All-to-all corporate bond trading on the rise, report finds

Coalition Greenwich report found that all-to-all anonymous trading accounted for 12% of investment grade corporate bond trading in 2020, up from 8% the year prior.

Anonymous all-to-all trading in corporate bond trading has become increasingly among investors as volumes increased throughout last year, a recent report from Coalition Greenwich has found. 

Statistics from the report revealed that all-to-all trading accounted for 12% of investment grade corporate bond volumes in 2020, up from 8% in the year prior.

All-to-all trading allows the buy- and sell-side to transact anonymously regardless of firm type where asset managers can take on the role of liquidity provider for dealers and each other in what was a revolutionary concept when it was introduced a decade ago.

The significant spike in the portion of the investment grade corporate bond market traded via all-to-all trading shows a growing comfort from investors in trading anonymously so long as best execution is achieved, said Coalition Greenwich.

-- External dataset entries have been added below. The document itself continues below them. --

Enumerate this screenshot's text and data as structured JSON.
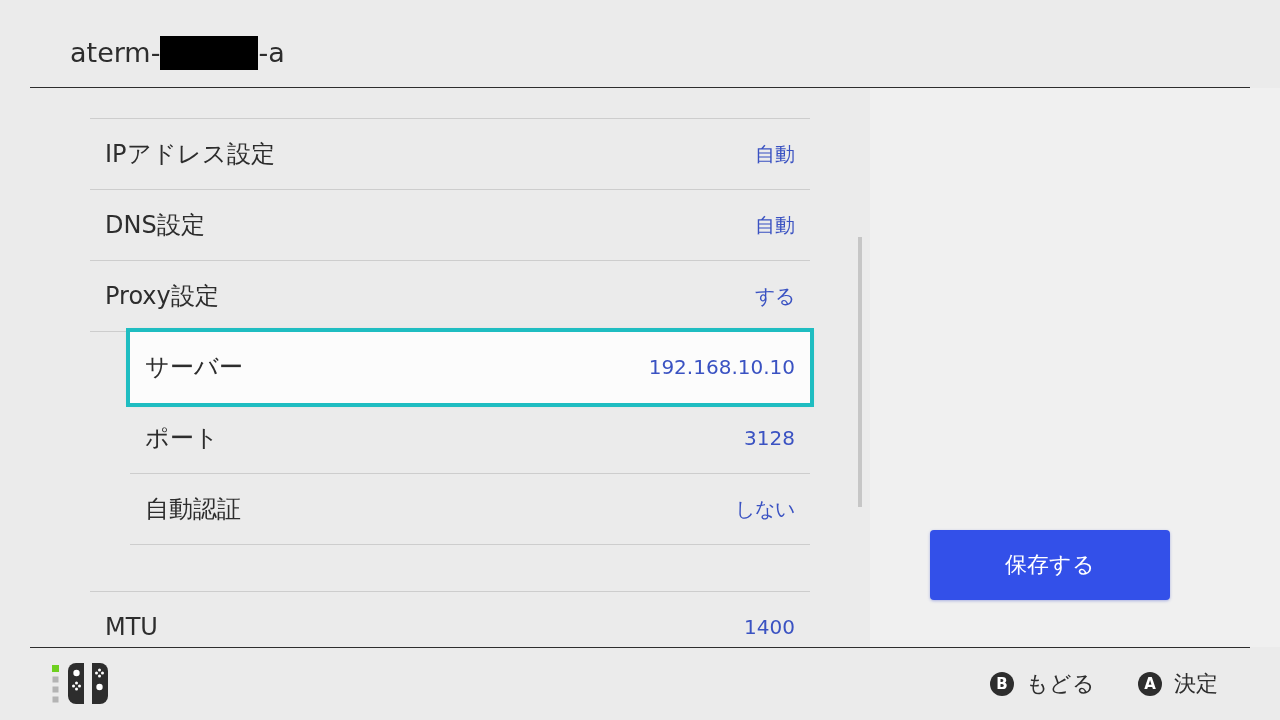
{
  "header": {
    "title_prefix": "aterm-",
    "redacted": true,
    "title_suffix": "-a"
  },
  "settings": [
    {
      "label": "IPアドレス設定",
      "value": "自動",
      "selected": false
    },
    {
      "label": "DNS設定",
      "value": "自動",
      "selected": false
    },
    {
      "label": "Proxy設定",
      "value": "する",
      "selected": false,
      "children": [
        {
          "label": "サーバー",
          "value": "192.168.10.10",
          "selected": true
        },
        {
          "label": "ポート",
          "value": "3128",
          "selected": false
        },
        {
          "label": "自動認証",
          "value": "しない",
          "selected": false
        }
      ]
    },
    {
      "label": "MTU",
      "value": "1400",
      "selected": false
    }
  ],
  "save_button": {
    "label": "保存する"
  },
  "footer": {
    "hints": [
      {
        "button": "B",
        "label": "もどる"
      },
      {
        "button": "A",
        "label": "決定"
      }
    ]
  }
}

“The absolute numbers only tell part of the story,” says Kevin McPartland, head of research in the Coalition Greenwich market structure and technology group and author of the report. “Whereas all-to-all trading was previously available on only a handful of platforms and retail-focused central limit order books (CLOBs), today most of the major platforms have all-to-all activity on the board.”

The report added that investors are now less concerned about the identity of their trading counterparty. The percentage of the 69 US-based investors polled that felt the counterparty to electronic trading “mattered a lot” dropped from 23% in 2019 to just 14% in 2020.

“Relationships still do matter, but execution quality should matter more,” added McPartland.

Market participants also largely feel that this market development is a positive one, with 85% of corporate bond investors agreeing there is true value in the buy-side providing liquidity.

In April last year, MarketAxess revealed that a record number of asset managers acted as liquidity providers on its flagship all-to-all Open Trading platform at the height of the COVID-19 crisis. A record 900 firms provide liquidity during the period, with a majority of 700 being asset managers.